Salah satu indikator paling jelas dari anjing yang bahagia adalah saat ia menunjukkan antusiasme berlebihan saat pemiliknya pulang. Perilaku ini bisa berupa kibasan ekor yang kencang, lompatan kecil, atau bahkan suara rengekan gembira. Menurut para ahli perilaku hewan, reaksi positif ini menandakan bahwa anjing sangat merindukan kehadiran pemiliknya dan senang ketika mereka kembali.
Selain itu, anjing yang bahagia cenderung memiliki selera makan yang baik dan aktif. Mereka akan menikmati waktu makan mereka tanpa ragu dan menunjukkan energi yang cukup untuk bermain dan berinteraksi. Jika anjing terlihat lesu, kehilangan nafsu makan, atau enggan beraktivitas, ini bisa menjadi tanda stres atau ketidaknyamanan, demikian dilaporkan oleh The American Society for the Prevention of Cruelty to Animals (ASPCA) dalam panduan perawatan hewan mereka.
Kualitas tidur anjing juga bisa menjadi indikator kebahagiaannya. Anjing yang merasa aman dan santai di rumah akan tidur nyenyak, seringkali dalam posisi telentang atau meringkuk dengan nyaman. Sebaliknya, anjing yang cemas mungkin akan gelisah saat tidur atau kesulitan untuk tenang, seperti yang dijelaskan dalam jurnal ‘Applied Animal Behaviour Science’.

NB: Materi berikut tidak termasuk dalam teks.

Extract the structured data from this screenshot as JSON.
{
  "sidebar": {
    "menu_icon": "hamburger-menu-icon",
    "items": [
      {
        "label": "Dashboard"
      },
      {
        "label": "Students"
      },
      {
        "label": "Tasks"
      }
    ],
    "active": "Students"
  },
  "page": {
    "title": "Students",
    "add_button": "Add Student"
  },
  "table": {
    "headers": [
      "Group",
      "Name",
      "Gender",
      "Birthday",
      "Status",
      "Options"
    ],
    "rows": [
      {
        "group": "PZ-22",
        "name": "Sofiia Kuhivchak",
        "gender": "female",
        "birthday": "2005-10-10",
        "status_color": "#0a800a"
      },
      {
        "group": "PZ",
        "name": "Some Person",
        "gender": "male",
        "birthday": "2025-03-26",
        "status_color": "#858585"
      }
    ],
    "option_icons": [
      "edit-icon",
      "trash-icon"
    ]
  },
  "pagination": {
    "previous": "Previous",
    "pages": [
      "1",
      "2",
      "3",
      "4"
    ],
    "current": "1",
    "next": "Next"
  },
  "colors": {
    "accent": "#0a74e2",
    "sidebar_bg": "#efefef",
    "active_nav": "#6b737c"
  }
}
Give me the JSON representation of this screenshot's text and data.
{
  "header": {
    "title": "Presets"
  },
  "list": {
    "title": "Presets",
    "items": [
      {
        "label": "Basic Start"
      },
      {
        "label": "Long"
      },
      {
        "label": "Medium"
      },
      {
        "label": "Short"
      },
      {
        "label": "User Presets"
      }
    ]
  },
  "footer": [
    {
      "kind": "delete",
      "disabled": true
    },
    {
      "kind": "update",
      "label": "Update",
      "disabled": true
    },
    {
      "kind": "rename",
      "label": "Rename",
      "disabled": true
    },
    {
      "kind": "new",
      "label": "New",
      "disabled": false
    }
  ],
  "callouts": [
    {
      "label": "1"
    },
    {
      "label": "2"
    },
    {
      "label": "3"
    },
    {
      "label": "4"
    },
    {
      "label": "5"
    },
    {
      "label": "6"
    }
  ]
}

Kemampuan anjing untuk bersantai dan menunjukkan perutnya adalah tanda kepercayaan diri dan kenyamanan yang mendalam. Ketika anjing berguling dan membiarkan Anda menggaruk perutnya, ini menunjukkan bahwa ia merasa aman di sekitar Anda dan tidak merasa terancam. Perilaku ini merupakan bentuk kerentanan yang hanya akan ditunjukkan kepada individu yang dipercayainya.
Anjing yang bahagia juga akan menunjukkan minat pada lingkungannya dan berinteraksi secara positif dengan anggota keluarga, baik manusia maupun hewan peliharaan lain. Mereka akan mencari perhatian, bermain dengan mainan, dan menunjukkan rasa ingin tahu. Sumber dari The Kennel Club Inggris menekankan pentingnya stimulasi mental dan fisik untuk menjaga kebahagiaan anjing.
Perilaku menjilati, terutama saat anjing menjilati tangan atau wajah pemiliknya, seringkali diartikan sebagai tanda kasih sayang dan kepercayaan. Meskipun terkadang bisa menjadi tanda kecemasan jika berlebihan, dalam konteks yang tepat, jilatan lembut adalah cara anjing mengekspresikan ikatan emosional yang kuat.
Memahami dan merespons sinyal-sinyal ini memungkinkan pemilik untuk memastikan bahwa anjing mereka tidak hanya terawat secara fisik, tetapi juga terpenuhi secara emosional. Perhatian terhadap detail perilaku ini akan membantu membangun hubungan yang lebih kuat dan harmonis dengan sahabat berkaki empat.